Actually, though, throughout nearly all of St Mark’s Gospel the disciples are not the paragons of faith that Christian tradition wants them to be.  They are just like me and you: slow to understand what Jesus is about; lacking in real faith; preoccupied with status; self-seeking, cowardly, disloyal.  Peter protests, after the Last Supper, ‘Even if I have to die with you, I will not deny you.’  And they all repeated those words, St Mark tells us.  But barely half an hour later, when Jesus is arrested, ‘they all left him and ran away’ – all except Peter, who did stay around, but only to end up denying Jesus three times (‘I don’t know what you’re on about’, he says, when questioned.  ‘I do not know that man.’)

And it’s not just the final crisis that the disciples can’t cope with.  Much earlier in St Mark’s Gospel Jesus has some hard things to say to them: their ‘hearts are hardened’; they ‘have eyes but they do not see, ears and they do not hear’.  (Those phrases are taken straight from the Old Testament prophets, who levelled them at people whose minds and hearts were closed to the word of God.  It’s astonishing that Jesus can now apply that language to his disciples.)  At Caesarea Philippi Jesus rebukes Peter with the words: ‘Get behind me Satan, for your way of thinking is not God’s way of thinking, but man’s.’  Later in St Mark’s Gospel, shortly after Jesus has repeated to his disciples that a brutal, degrading death awaits him, the disciples are arguing among themselves over which of them is the greatest.  Later, when Jesus once more tries to get them to focus on the dire fate that awaits him, two of them, James and John (two of the four who are presented in today’s Gospel as models of self-abandonment) approach him privately and ask him to arrange for them to have places of honour in his Kingdom.  So in spite of that initial leap of faith when they left all things and promptly followed Jesus, the disciples in St Mark’s Gospel, far from being role models, turn out to be depressingly like ourselves.

And yet it was a success story, wasn’t it?  For these were the people who, after Jesus’ resurrection, set the world on fire with their preaching, and in the end suffered martyrdom for their faith.  It was God‘s success story, and a very paradoxical one: for it was built on human failure.
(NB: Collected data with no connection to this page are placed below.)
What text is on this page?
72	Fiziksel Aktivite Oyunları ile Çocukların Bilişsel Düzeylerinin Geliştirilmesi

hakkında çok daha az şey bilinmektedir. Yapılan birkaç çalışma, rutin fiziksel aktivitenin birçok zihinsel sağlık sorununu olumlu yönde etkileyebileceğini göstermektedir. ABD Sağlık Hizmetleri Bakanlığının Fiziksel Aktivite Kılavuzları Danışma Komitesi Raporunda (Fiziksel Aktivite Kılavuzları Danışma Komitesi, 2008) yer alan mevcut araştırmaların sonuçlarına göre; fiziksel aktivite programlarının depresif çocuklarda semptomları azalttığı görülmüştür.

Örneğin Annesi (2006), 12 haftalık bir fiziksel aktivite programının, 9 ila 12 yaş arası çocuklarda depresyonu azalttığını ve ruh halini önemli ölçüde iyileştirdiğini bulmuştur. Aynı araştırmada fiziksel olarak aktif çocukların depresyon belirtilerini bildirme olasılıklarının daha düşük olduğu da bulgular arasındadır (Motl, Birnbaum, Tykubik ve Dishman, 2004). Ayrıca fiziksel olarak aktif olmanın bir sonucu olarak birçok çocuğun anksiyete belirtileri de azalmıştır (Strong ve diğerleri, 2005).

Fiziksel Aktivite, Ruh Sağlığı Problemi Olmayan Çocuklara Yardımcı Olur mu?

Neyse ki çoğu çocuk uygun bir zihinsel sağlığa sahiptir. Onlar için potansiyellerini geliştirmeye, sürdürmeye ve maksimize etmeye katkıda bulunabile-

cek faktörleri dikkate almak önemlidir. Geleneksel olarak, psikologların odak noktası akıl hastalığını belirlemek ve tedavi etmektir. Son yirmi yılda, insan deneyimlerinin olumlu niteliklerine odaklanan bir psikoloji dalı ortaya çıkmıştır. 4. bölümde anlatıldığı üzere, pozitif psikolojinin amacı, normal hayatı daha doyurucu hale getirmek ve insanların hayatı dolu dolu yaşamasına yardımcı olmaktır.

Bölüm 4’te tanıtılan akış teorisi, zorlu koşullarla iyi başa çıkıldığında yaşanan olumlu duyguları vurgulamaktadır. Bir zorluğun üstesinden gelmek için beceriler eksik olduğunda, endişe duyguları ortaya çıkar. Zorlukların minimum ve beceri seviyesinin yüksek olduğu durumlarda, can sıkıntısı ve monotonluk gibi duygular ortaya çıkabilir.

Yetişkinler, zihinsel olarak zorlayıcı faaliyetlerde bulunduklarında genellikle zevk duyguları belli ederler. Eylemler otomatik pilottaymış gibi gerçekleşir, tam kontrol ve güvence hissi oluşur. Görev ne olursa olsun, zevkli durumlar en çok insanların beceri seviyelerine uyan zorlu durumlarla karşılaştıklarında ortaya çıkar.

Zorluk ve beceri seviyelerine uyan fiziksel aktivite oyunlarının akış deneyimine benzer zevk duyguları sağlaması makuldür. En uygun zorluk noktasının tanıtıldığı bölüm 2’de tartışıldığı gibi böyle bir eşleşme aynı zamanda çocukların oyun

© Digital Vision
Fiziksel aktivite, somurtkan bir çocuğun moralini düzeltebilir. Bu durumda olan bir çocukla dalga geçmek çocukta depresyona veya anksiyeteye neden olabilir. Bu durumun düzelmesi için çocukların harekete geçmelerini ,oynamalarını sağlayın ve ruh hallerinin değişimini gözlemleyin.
And the lesson of all this?  Well, we are surely not to infer from it that it doesn’t matter what kind of disciples we are, or how loyal or disloyal – that we can do what we like, and presume that God will put it right.  It can’t be like that, for no personal relationship works like that.  On the other hand, it surely means that we must never be discouraged by our failures, by a feeling of impotence or half-heartedness, or even by a life messed up.  There must be room in our own lives, certainly, for moments when we break down in tears, as Peter did at the third denial.  But after the tears, life must go on and we must cling to the way of faith, and never leave it.  It is so painful to listen to people who are distressed about their relationship with God, who see no end to temptations and failures, no solution to their perplexities, no light at the end of the tunnel.  We need to be more realistic and a bit more patient with God and with ourselves.  Christian discipleship has always been full of ambiguities; and the way of discipleship necessarily leads through the wilderness.  Expect discouragement, but hang in there, and trust in God’s ability to bring the story to a gloriously successful end. 

In spite of the generally negative portrait of the disciples in St Mark’s Gospel, the fact remains that Jesus had chosen them in the beginning.  That is the point of today’s Gospel Reading.  Jesus chose them, and he never goes back on his choice.  Between the initial choice and the final glory, there will be many failures; many causes for bitter regret. Certainly there is no room for triumphalism.  But neither is there cause for despair.  At the end of St Mark’s Gospel that mysterious young man at the tomb instructs the women to go and tell Peter and the other disciples: ‘He is going before you to Galilee.  There you will see him.’ 

They had let him down disastrously.  But would he, who had singled them out in the beginning, ever let them down?